Uma situação que, embora legal, evidentemente feria, além de princípios éticos, também o regulamento da FPF.
Entidade que, por sinal, sabia de tudo, sendo omissa ao permitir a indicação de Braghetto ao sorteio, e covarde ao demití-lo apenas após a repercussão do caso.
Descobrimos, ontem, porém, novo caso de ligação de árbitro da Federação com equipe grande de futebol em São Paulo.
Porém, diferentemente do caso Braghetto, em que a relação era direta, agora o vínculo é por intermédio de terceirizada.
Ou seja, não recebe pelo Tricolor, mas por uma empresa que tem contrato com o clube.
Concidentemente com o novo árbitro dessa mesma final entre Corinthians e Santos, Guilherme Ceretta de Lima.

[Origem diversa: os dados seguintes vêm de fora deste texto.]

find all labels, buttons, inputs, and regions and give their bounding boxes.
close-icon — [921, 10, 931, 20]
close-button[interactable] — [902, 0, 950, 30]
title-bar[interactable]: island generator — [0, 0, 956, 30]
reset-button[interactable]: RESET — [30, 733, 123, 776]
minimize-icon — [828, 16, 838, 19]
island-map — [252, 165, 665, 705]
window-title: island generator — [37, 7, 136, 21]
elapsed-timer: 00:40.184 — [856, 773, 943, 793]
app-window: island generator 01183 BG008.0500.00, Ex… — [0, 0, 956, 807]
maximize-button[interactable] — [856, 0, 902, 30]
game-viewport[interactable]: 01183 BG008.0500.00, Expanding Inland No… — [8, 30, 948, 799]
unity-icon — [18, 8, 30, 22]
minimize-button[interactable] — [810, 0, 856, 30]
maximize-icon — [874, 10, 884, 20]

Nascido em Sorocaba, Ceretta é professor de regras do jogo da Escolinha de Futebol do São Paulo, com chancela de “oficial”, na mesma cidade.
A proprietária é a ATHLON ESPORTES, que antes se chamava Calotta Esporte e Eventos Ltda, em homenagem a seu proprietário, Carlos Alberto “Calotta”.
http://www.saopaulofcsorocaba.com.br/professores.php
Empresa e diretor que, por sinal, estão com os bens bloqueados pela Receita Federal em Ação de Cobrança envolvendo o alto valor de R$ 15 milhões.
Não é uma informação que atinge a gravidade do caso Braghetto, mas que serve para indicar que há outros episódios semelhantes ocorrendo às barbas da FPF, sem nenhuma indicação de coibição.